Correlation Between Origin Emerging and Ashmore Emerging
Can any of the company-specific risk be diversified away by investing in both Origin Emerging and Ashmore Emerging at the same time? Although using a correlation coefficient on its own may not help to predict future stock returns, this module helps to understand the diversifiable risk of combining Origin Emerging and Ashmore Emerging into the same portfolio, which is an essential part of the fundamental portfolio management process.
By analyzing existing cross correlation between Origin Emerging Markets and Ashmore Emerging Markets, you can compare the effects of market volatilities on Origin Emerging and Ashmore Emerging and check how they will diversify away market risk if combined in the same portfolio for a given time horizon. You can also utilize pair trading strategies of matching a long position in Origin Emerging with a short position of Ashmore Emerging. Check out your portfolio center. Please also check ongoing floating volatility patterns of Origin Emerging and Ashmore Emerging.
Diversification Opportunities for Origin Emerging and Ashmore Emerging
0.64 | Correlation Coefficient |
Poor diversification
The 3 months correlation between Origin and Ashmore is 0.64. Overlapping area represents the amount of risk that can be diversified away by holding Origin Emerging Markets and Ashmore Emerging Markets in the same portfolio, assuming nothing else is changed. The correlation between historical prices or returns on Ashmore Emerging Markets and Origin Emerging is a relative statistical measure of the degree to which these equity instruments tend to move together. The correlation coefficient measures the extent to which returns on Origin Emerging Markets are associated (or correlated) with Ashmore Emerging. Values of the correlation coefficient range from -1 to +1, where. The correlation of zero (0) is possible when the price movement of Ashmore Emerging Markets has no effect on the direction of Origin Emerging i.e., Origin Emerging and Ashmore Emerging go up and down completely randomly.
Pair Corralation between Origin Emerging and Ashmore Emerging
Assuming the 90 days horizon Origin Emerging Markets is expected to generate 2.1 times more return on investment than Ashmore Emerging. However, Origin Emerging is 2.1 times more volatile than Ashmore Emerging Markets. It trades about 0.07 of its potential returns per unit of risk. Ashmore Emerging Markets is currently generating about 0.09 per unit of risk. If you would invest 886.00 in Origin Emerging Markets on October 21, 2024 and sell it today you would earn a total of 159.00 from holding Origin Emerging Markets or generate 17.95% return on investment over 90 days.
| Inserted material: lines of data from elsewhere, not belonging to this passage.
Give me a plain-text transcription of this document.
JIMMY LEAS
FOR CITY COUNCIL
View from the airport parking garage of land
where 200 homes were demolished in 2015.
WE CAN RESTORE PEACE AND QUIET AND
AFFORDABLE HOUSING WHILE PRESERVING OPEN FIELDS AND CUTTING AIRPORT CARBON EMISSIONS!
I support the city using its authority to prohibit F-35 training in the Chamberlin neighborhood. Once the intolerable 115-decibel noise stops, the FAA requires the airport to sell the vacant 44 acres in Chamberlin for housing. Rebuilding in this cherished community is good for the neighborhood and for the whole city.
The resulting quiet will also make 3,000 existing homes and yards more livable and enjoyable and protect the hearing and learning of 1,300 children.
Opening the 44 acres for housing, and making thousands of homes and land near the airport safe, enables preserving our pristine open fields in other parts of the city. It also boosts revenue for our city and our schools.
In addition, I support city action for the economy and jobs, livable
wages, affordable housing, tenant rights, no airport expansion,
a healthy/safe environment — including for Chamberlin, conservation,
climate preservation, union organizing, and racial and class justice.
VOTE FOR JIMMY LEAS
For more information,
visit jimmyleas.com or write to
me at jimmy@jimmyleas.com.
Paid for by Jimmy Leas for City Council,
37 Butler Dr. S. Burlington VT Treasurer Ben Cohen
Time Period | 3 Months [change] |
Direction | Moves Together |
Strength | Significant |
Accuracy | 97.22% |
Values | Daily Returns |
Origin Emerging Markets vs. Ashmore Emerging Markets
Performance |
Timeline |
Origin Emerging Markets |
Risk-Adjusted Performance
0 of 100
Weak | Strong |
Very Weak
Ashmore Emerging Markets |
Origin Emerging and Ashmore Emerging Volatility Contrast
Predicted Return Density |
Returns |
Pair Trading with Origin Emerging and Ashmore Emerging
The main advantage of trading using opposite Origin Emerging and Ashmore Emerging positions is that it hedges away some unsystematic risk. Because of two separate transactions, even if Origin Emerging position performs unexpectedly, Ashmore Emerging can make up some of the losses. Pair trading also minimizes risk from directional movements in the market. For example, if an entire industry or sector drops because of unexpected headlines, the short position in Ashmore Emerging will offset losses from the drop in Ashmore Emerging's long position.Origin Emerging vs. Fidelity New Markets | Origin Emerging vs. Rbc Emerging Markets | Origin Emerging vs. Locorr Market Trend | Origin Emerging vs. Calvert Developed Market |
Ashmore Emerging vs. Ashmore Emerging Markets | Ashmore Emerging vs. Ashmore Emerging Markets | Ashmore Emerging vs. Ashmore Emerging Markets | Ashmore Emerging vs. Ashmore Emerging Markets |
Check out your portfolio center.Note that this page's information should be used as a complementary analysis to find the right mix of equity instruments to add to your existing portfolios or create a brand new portfolio. You can also try the Bonds Directory module to find actively traded corporate debentures issued by US companies.